Counterpoint: I also do computer tech support for a living and NOBODY says anything about that being easy...
posted by mmoncur at 7:11 PM on August 24 [8 favorites]


Is this article double-ironic or something? Like, is the point that actually, teachers *aren’t* special, should get the fuck over themselves, and should quit complaining about the career they chose knowing full well all that it entailed? Is that it? It’s just...I have no doubt that literally all of those professions get literally all of those comments literally all of the time, is all.

And, fwiw,
posted by Sys Rq at 8:46 PM on August 24 [2 favorites]


I really love these comments.
posted by storybored at 9:13 PM on August 24


Sys Rq, I don’t think it’s intended to be ironic. Er...or doubly so. A lot of professions get dunked on like this, definitely.

It’s just that, nowadays, in this sociopolitical climate, there is a sizable portion of the population that takes dunking on teachers to be an article of faith. So the teaching profession is a good exemplar of the trope being pilloried in the article.

I do recall hearing the occasional dismissive remark when I was a technical writer. But nothing like the culture war being waged against educators.
posted by darkstar at 11:00 PM on August 24 [6 favorites]

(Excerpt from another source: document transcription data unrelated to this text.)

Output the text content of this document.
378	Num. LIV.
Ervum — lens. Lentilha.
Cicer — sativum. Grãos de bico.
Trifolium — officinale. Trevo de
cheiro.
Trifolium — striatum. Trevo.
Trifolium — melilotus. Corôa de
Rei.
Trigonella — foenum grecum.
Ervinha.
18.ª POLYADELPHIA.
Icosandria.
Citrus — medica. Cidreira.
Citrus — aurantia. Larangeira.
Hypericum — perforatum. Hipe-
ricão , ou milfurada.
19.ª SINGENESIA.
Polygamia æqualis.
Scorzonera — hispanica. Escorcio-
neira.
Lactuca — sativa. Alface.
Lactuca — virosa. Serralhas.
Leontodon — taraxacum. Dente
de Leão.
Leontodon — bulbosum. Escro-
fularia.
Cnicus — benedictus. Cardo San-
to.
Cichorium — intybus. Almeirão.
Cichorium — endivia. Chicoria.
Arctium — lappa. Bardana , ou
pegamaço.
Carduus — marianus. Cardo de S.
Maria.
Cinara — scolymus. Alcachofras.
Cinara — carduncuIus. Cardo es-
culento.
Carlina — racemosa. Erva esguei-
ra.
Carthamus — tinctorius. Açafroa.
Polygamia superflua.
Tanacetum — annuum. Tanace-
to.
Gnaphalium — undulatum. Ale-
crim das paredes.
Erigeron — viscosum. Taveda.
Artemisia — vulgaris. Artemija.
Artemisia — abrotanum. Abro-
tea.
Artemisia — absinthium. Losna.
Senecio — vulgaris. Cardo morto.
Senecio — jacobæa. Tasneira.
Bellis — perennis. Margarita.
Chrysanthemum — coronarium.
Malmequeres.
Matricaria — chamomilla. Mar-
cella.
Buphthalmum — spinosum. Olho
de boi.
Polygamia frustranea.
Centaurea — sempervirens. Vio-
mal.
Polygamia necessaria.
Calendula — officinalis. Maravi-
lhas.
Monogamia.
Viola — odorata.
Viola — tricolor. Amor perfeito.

It’s just...I have no doubt that literally all of those professions get literally all of those comments literally all of the time, is all.
I’m sure other professions get this from time to time but it’s extremely common for teaching to an extent I have never seen for other jobs. The only ones which get close are all also coded female – librarians just read all day, marketing does nothing for the company, etc. – but it’s nowhere near as widespread. I think that’s combining the usual pink-collar disrespect with being something which everyone deals with: people who don’t like libraries largely don’t visit them, but almost everyone is or has a student.

There’s an additional factor that a lot of policy decisions are made by people who don’t interact with the public, and there have been budget cuts for most of the last half century so people constantly misattribute blame to the person they interact with rather than the people who created the problems.
posted by adamsc at 5:58 AM on August 25 [8 favorites]


but almost everyone is or has a student.

Culture wars aside, I honestly think that's a big part of this. Not only has everyone been a student (or currently is one), but almost everyone in the modern US has probably interacted with teachers more than with professionals of any stripe outside of their actual career. And it's not even close, really. I mean most of us have certainly interacted with doctors and lawyers and real estate agents and barbers and waiters and all kinds of other things, but the average person did not spend 6ish hours per day in front of a doctor or a lawyer or a barber for ~15 years.

So it stands to reason that people would have strong Opinions About Teachers, and that a non-trivial number of people would think they could do the job, even if they really can't.
posted by breakin' the law at 12:45 PM on August 25 [5 favorites]


I do recall hearing the occasional dismissive remark when I was a technical writer. But nothing like the culture war being waged against educators.

A technical writer is not exactly a public-facing job, is it? What an odd comparison.

So it stands to reason that people would have strong Opinions About Teachers, and that a non-trivial number of people would think they could do the job, even if they really can't.

Indeed, and a lot of those people are teachers nonetheless.